His time as Chief Minister is remembered for enhancing the government’s delivery system in the State’s rural areas. Without much use of public relations techniques as we know them now, Mr. Yadav fought for the improvement of farmers, whether it was by constructing roads in rural areas or by offering free water for irrigation.
He was one of the earliest public figures to advocate for the advancement of Hindi, and he founded the Yash Bharti awards to recognise the achievements of notable individuals from the State who excelled in the fields of literature, the arts, and business. His relationship with the poet Gopaldas Neeraj in Hindi was renowned. His relationships with Subrata Roy and Amitabh Bachchan also ended.
He managed to maintain a delicate balance between Amar Singh, who had connections to powerful corporations, Azam Khan, who had ties to traditional Muslims, and his younger brother Shivpal, who served as his Man Friday in the party structure. Every time he was cornered by the media or the opposition, Mr. Yadav found a way out by giving the idea that he was being used by his louder, more assertive partners, but in reality things weren’t quite so one-sided. He made peace with the current regime by thanking Prime Minister Narendra Modi in the Parliament after witnessing the suffering of his contemporaries, such as Lalu Prasad Yadav. The government agencies haven’t really bothered him in the past ten years.
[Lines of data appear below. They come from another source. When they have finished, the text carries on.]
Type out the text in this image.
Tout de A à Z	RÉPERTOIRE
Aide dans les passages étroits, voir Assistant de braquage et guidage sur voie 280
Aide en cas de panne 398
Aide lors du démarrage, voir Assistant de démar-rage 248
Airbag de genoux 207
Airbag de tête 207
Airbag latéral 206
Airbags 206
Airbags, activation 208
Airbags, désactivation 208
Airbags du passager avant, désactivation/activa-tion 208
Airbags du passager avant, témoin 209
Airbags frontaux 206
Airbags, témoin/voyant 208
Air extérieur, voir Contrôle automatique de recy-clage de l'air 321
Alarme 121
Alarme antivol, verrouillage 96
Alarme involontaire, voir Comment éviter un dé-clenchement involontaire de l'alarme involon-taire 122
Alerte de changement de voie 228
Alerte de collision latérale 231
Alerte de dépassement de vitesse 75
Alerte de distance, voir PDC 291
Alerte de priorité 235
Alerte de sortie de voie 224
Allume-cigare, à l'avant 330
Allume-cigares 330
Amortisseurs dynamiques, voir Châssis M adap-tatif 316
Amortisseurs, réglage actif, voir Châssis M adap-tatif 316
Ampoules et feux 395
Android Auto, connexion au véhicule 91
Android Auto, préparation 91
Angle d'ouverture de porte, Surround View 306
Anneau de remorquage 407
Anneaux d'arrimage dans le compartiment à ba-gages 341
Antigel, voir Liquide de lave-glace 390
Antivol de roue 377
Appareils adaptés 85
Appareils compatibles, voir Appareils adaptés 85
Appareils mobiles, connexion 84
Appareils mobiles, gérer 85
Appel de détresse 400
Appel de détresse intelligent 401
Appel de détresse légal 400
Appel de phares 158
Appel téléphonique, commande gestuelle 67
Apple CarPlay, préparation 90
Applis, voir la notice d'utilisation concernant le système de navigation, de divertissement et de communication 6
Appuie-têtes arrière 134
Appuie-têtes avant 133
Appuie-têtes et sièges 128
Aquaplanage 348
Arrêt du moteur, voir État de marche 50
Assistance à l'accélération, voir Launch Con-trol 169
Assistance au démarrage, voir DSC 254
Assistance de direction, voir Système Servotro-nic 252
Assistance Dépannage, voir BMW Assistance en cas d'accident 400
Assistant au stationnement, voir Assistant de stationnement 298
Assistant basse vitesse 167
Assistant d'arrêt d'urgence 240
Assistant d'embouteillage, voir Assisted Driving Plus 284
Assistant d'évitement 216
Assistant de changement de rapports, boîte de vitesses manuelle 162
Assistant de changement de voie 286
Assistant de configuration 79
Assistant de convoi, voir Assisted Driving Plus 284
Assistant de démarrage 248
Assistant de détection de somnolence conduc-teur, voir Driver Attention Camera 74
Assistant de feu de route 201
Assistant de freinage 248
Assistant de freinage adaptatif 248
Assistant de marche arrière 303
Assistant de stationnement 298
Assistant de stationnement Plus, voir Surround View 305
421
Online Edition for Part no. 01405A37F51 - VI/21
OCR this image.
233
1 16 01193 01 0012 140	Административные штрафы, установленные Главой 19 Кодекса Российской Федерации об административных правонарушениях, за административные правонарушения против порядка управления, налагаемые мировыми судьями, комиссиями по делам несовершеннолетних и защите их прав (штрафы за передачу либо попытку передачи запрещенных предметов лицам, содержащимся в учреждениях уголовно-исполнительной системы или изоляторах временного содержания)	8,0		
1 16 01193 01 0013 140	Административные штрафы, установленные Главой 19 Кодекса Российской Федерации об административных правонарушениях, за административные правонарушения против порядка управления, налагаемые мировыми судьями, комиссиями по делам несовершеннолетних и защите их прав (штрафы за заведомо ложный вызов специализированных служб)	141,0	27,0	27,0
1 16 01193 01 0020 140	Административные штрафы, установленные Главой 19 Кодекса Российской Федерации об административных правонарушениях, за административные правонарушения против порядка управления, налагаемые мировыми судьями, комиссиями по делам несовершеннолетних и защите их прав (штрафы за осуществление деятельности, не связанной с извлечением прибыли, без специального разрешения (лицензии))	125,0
The controversies that surrounded Mr. Yadav will also be recalled. When he was in charge of the State, shots were also fired at members of the Uttarkhand movement in addition to the Kar Sevaks. He resisted being politically correct because he was wed to an atavistic patriarchal viewpoint. He never truly expressed regret for the alleged 1996 attack on Mayawati at the State guest home by SP employees.
His insensitive and sexist remarks, in which he nearly excused rapists and gang rapists, as well as his opposition to reservations for women in Parliament, haunted him still, but he refused to alter his tone. Mr. Yadav was all too familiar with his voter base, but he was also aware of the messages posted on social media’s virtual walls. So, in likely his final move, Mr. Yadav gave the party’s leadership to his son, who has a progressive viewpoint on matters that remained his harsh father’s weak place.